Longue de cinq années de réflexion, de recherche et d’écriture, ce rapport s’inscrit dans un cadre professionnel puisqu’elle fait suite à une demande institutionnelle émanant de l’Institut français du cheval et de l’équitation (IFCE) : représentant étatique de la filière équine. C’est donc sous le double emploi de doctorante et de professionnelle que je vous présente ce manuscrit relatant une sélection des résultats obtenus. Reste la frustration de ne pouvoir rendre compte de l’ensemble des savoirs acquis au cours de cette formation doctorale. Le tâtonnement du début de recherche, puis le changement de regard au cours de l’exercice de mes fonctions ont fait évoluer ce travail et ses objectifs. Mais le point de départ de ma volonté de réaliser cette thèse, était (et reste) celui de répondre à la confidence d’un cavalier de plus de 25 ans d’expérience :
« Je suis rentré pour les chevaux, je suis sorti à cause de la filière ».

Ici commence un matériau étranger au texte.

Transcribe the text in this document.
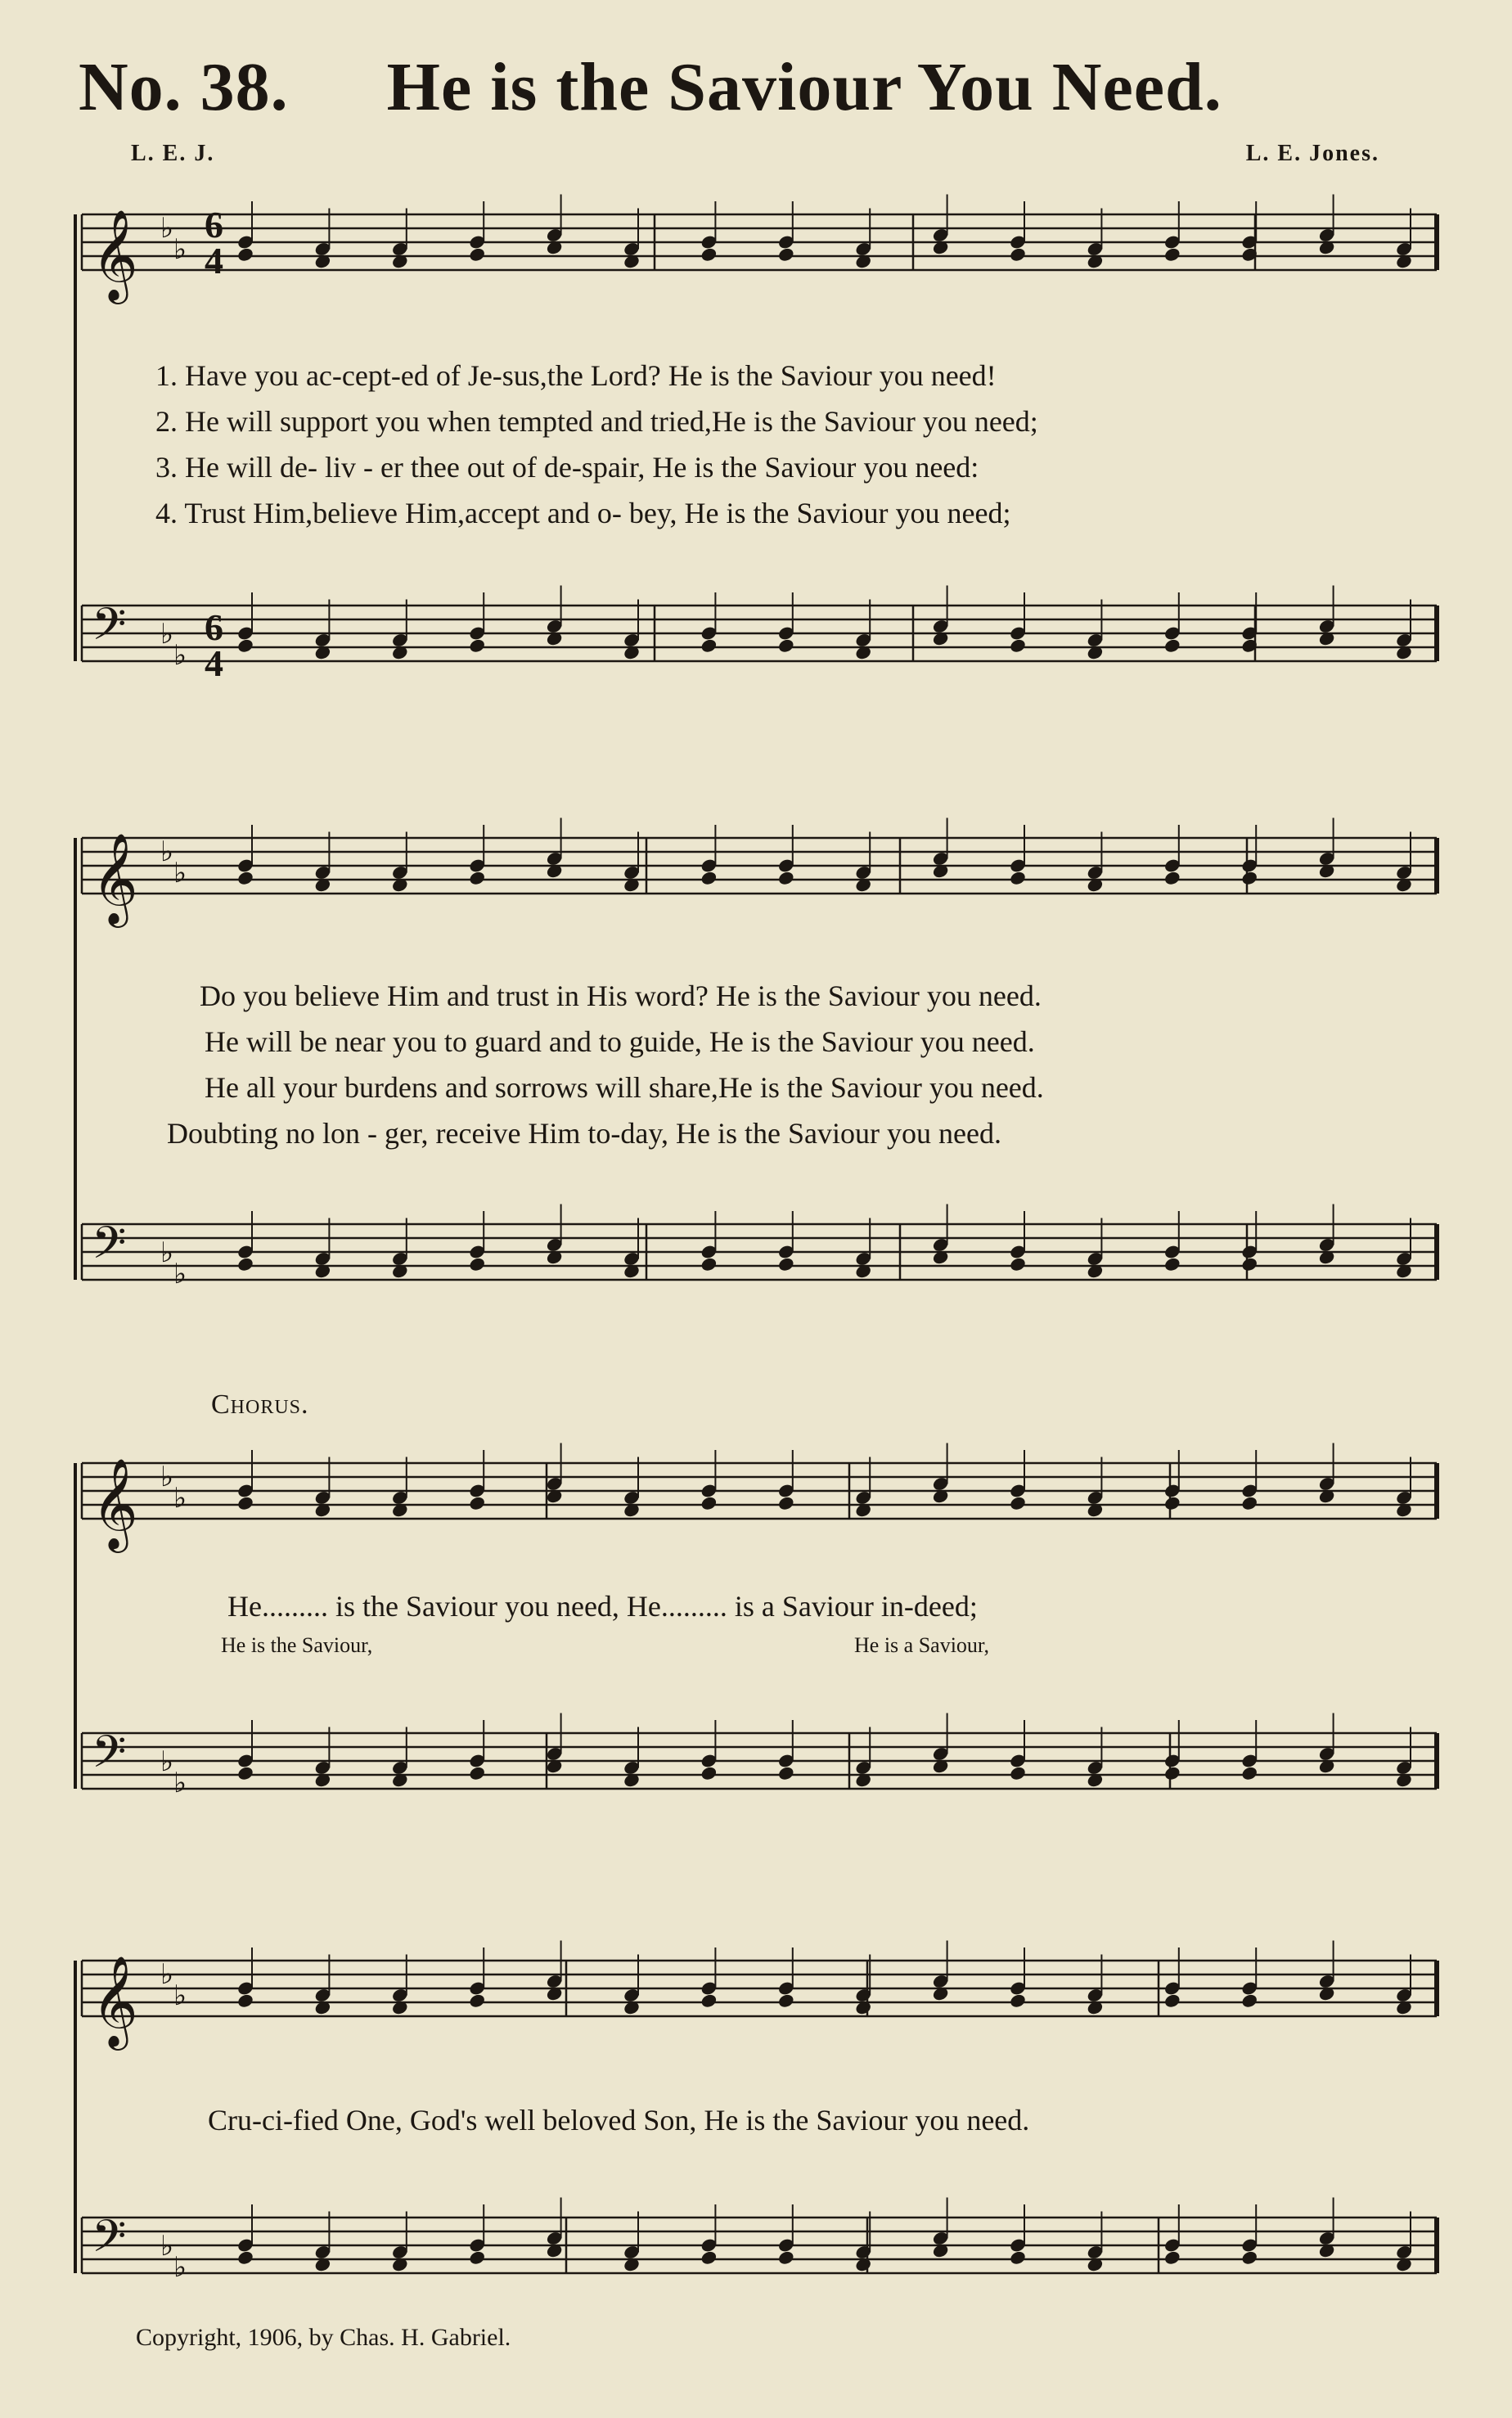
No. 38. He is the Saviour You Need.
L. E. J.	L. E. Jones.
𝄞 ♭
♭
𝄢 ♭
♭
𝄞 ♭
♭
𝄢 ♭
♭
𝄞 ♭
♭
𝄢 ♭
♭
𝄞 ♭
♭
𝄢 ♭
♭
6
4
6
4
1. Have you ac-cept-ed of Je-sus,the Lord? He is the Saviour you need!
2. He will support you when tempted and tried,He is the Saviour you need;
3. He will de- liv - er thee out of de-spair, He is the Saviour you need:
4. Trust Him,believe Him,accept and o- bey, He is the Saviour you need;
Do you believe Him and trust in His word? He is the Saviour you need.
He will be near you to guard and to guide, He is the Saviour you need.
He all your burdens and sorrows will share,He is the Saviour you need.
Doubting no lon - ger, receive Him to-day, He is the Saviour you need.
Chorus.
He......... is the Saviour you need, He......... is a Saviour in-deed;
He is the Saviour,	He is a Saviour,
Cru-ci-fied One, God's well beloved Son, He is the Saviour you need.
Copyright, 1906, by Chas. H. Gabriel.
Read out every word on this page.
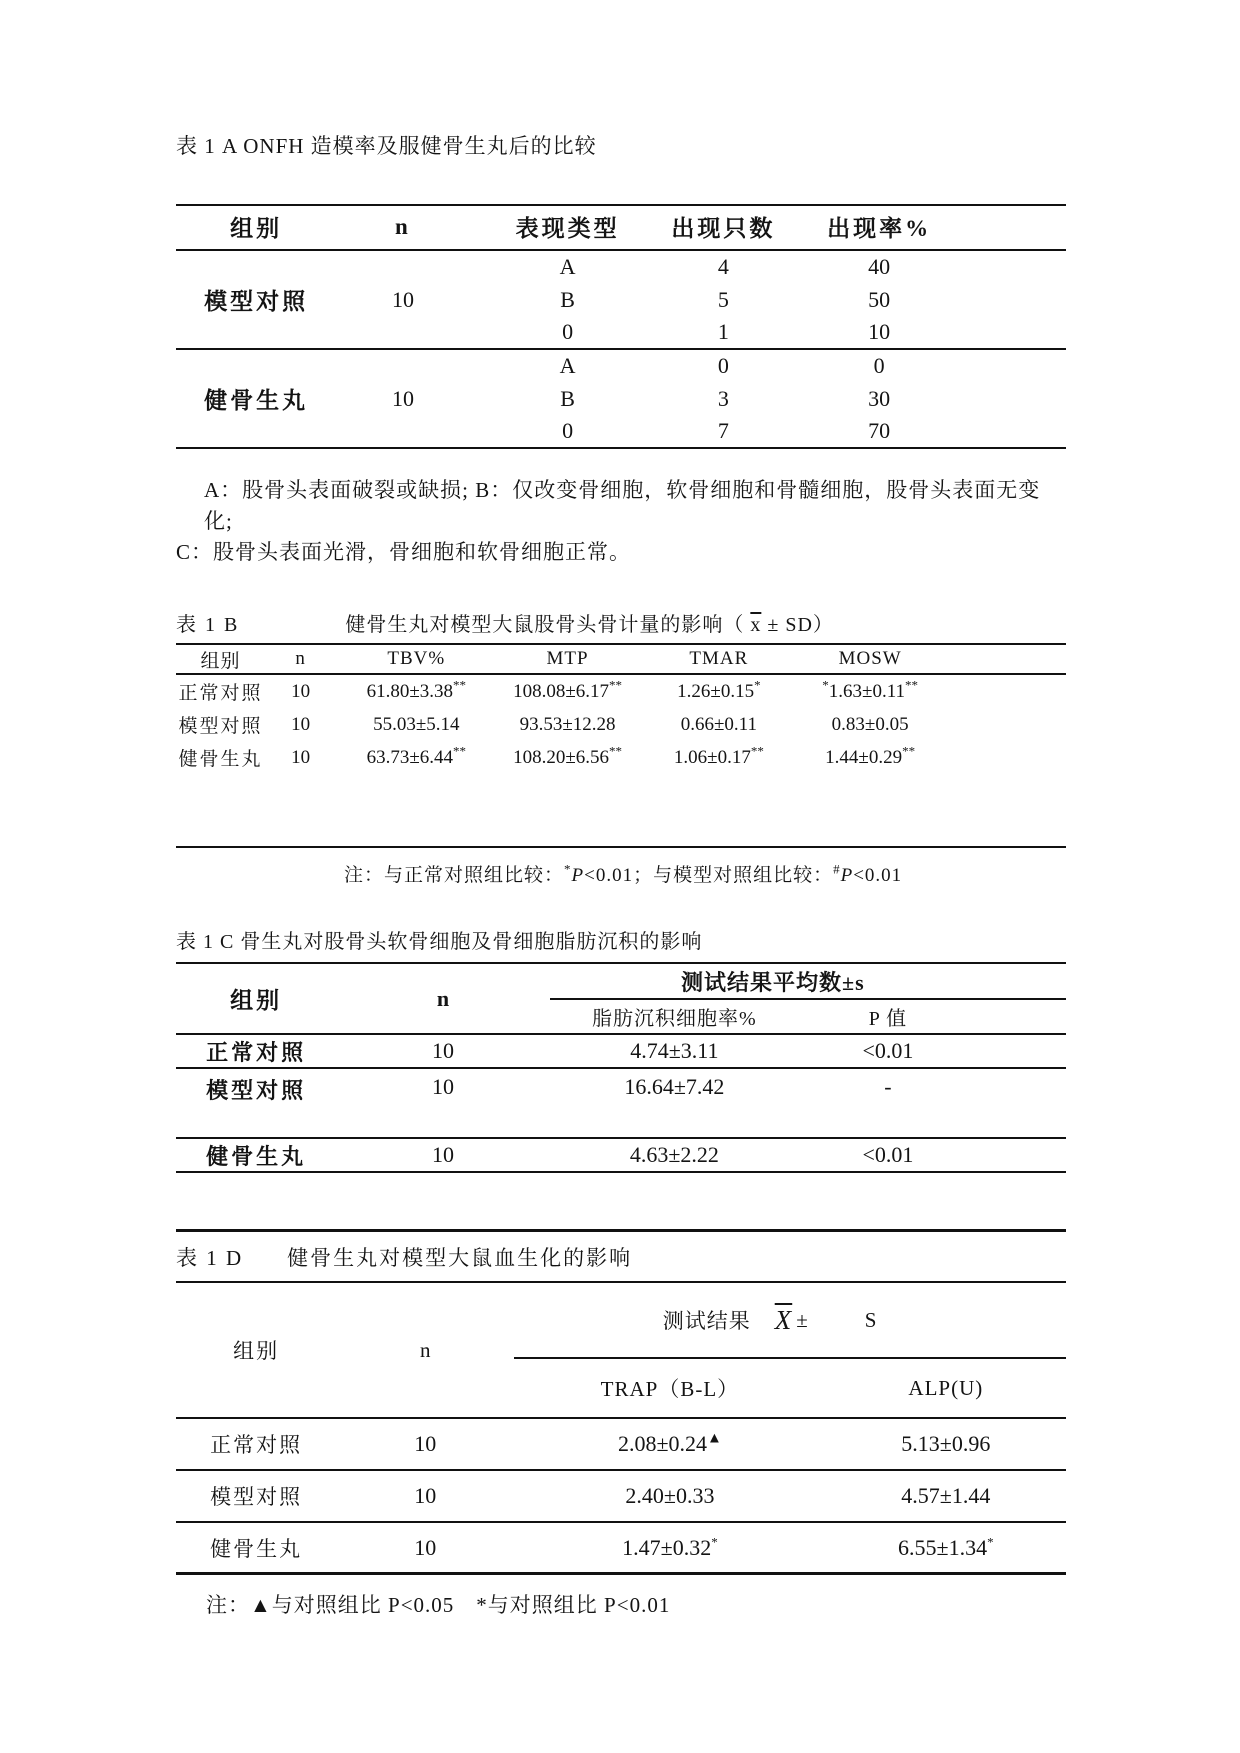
表 1 A ONFH 造模率及服健骨生丸后的比较
组别	n	表现类型	出现只数	出现率%	
模型对照	10	A	4	40	
		B	5	50	
		0	1	10	
健骨生丸	10	A	0	0	
		B	3	30	
		0	7	70	
A：股骨头表面破裂或缺损; B：仅改变骨细胞，软骨细胞和骨髓细胞，股骨头表面无变化;
C：股骨头表面光滑，骨细胞和软骨细胞正常。
表 1 B	健骨生丸对模型大鼠股骨头骨计量的影响（ $\overline{x} \pm SD$）
组别	n	TBV%	MTP	TMAR	MOSW
正常对照	10	61.80±3.38**	108.08±6.17**	1.26±0.15*	*1.63±0.11**
模型对照	10	55.03±5.14	93.53±12.28	0.66±0.11	0.83±0.05
健骨生丸	10	63.73±6.44**	108.20±6.56**	1.06±0.17**	1.44±0.29**
注：与正常对照组比较：*P<0.01；与模型对照组比较：#P<0.01
表 1 C 骨生丸对股骨头软骨细胞及骨细胞脂肪沉积的影响
组别	n
测试结果平均数±s
脂肪沉积细胞率%	P 值
正常对照	10	4.74±3.11	<0.01
模型对照	10	16.64±7.42	-
健骨生丸	10	4.63±2.22	<0.01
表 1 D 健骨生丸对模型大鼠血生化的影响
组别	n
测试结果 $\overline{X}$ ±	S
TRAP（B-L）	ALP(U)
正常对照	10	2.08±0.24▲	5.13±0.96
模型对照	10	2.40±0.33	4.57±1.44
健骨生丸	10	1.47±0.32*	6.55±1.34*
注：▲与对照组比 P<0.05　*与对照组比 P<0.01
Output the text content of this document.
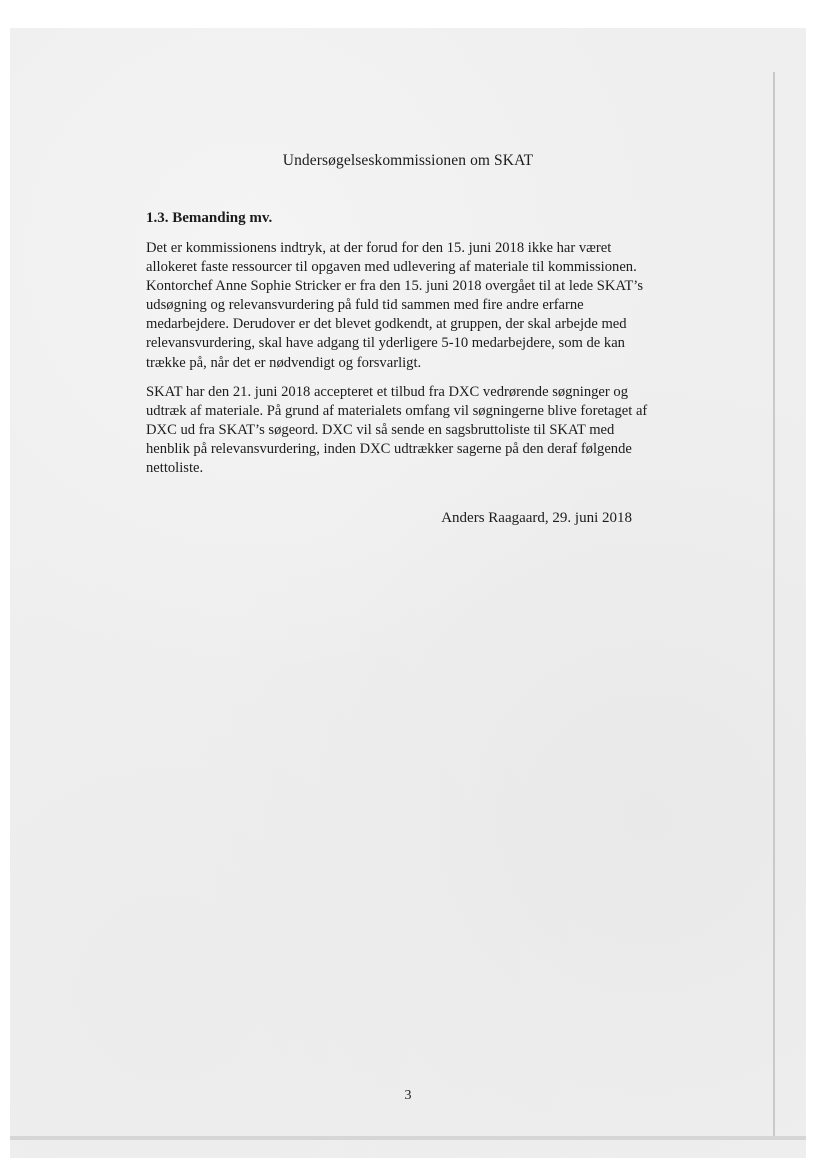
Undersøgelseskommissionen om SKAT
1.3. Bemanding mv.
Det er kommissionens indtryk, at der forud for den 15. juni 2018 ikke har været
allokeret faste ressourcer til opgaven med udlevering af materiale til kommissionen.
Kontorchef Anne Sophie Stricker er fra den 15. juni 2018 overgået til at lede SKAT’s
udsøgning og relevansvurdering på fuld tid sammen med fire andre erfarne
medarbejdere. Derudover er det blevet godkendt, at gruppen, der skal arbejde med
relevansvurdering, skal have adgang til yderligere 5-10 medarbejdere, som de kan
trække på, når det er nødvendigt og forsvarligt.
SKAT har den 21. juni 2018 accepteret et tilbud fra DXC vedrørende søgninger og
udtræk af materiale. På grund af materialets omfang vil søgningerne blive foretaget af
DXC ud fra SKAT’s søgeord. DXC vil så sende en sagsbruttoliste til SKAT med
henblik på relevansvurdering, inden DXC udtrækker sagerne på den deraf følgende
nettoliste.
Anders Raagaard, 29. juni 2018
3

En tant qu’actrice de la filière par mes missions professionnelles, cette réflexion m’a conduite à m’interroger sur la place que tient une filière dans la question des carrières professionnelles. Il me fallait parvenir à combiner la demande de mon employeur, d’apporter des solutions à la pénurie de personnel qualifié, et une aspiration personnelle de comprendre ce qui détermine les choix et décisions des professionnels. Je pris donc le parti de suivre une double piste : la construction des carrières des professionnels, d’une part, et le désajustement entre la formation et l’emploi, d’autre part. Ces deux thèmes de recherche demandant à être problématisés dans leurs relations.
Les mondes équestres et hippiques à l’épreuve des carrières
Science du social, la sociologie est née dès la moitié du XIXe siècle alors que la société est en pleine mutation avec l’apparition du travail industriel et la rationalisation des sciences. C’est en 1839 qu’Auguste Comte nommera sociologie toutes les réflexions sur la société. S’intéresser à la société consiste alors à découvrir les règles de fonctionnement, expliquer le sens et le devenir historique des sociétés et établir les pratiques sociales et politiques. Historiquement, la société se définit à travers deux grands courants opposant Emile Durkheim et sa vision fonctionnaliste de la société prônant les études explicatives des faits sociaux, à Max Weber et sa vision individualiste s’appuyant sur une compréhension des faits sociaux. De nos jours, séparer strictement les deux courants n’a plus de sens. Les apports successifs sur la notion de société permettent d’adapter le cadre théorique à des faits sociaux spécifiques. Un groupe composé d’hommes et de femmes en relation avec le cheval peut dans ce sens être compris comme une société.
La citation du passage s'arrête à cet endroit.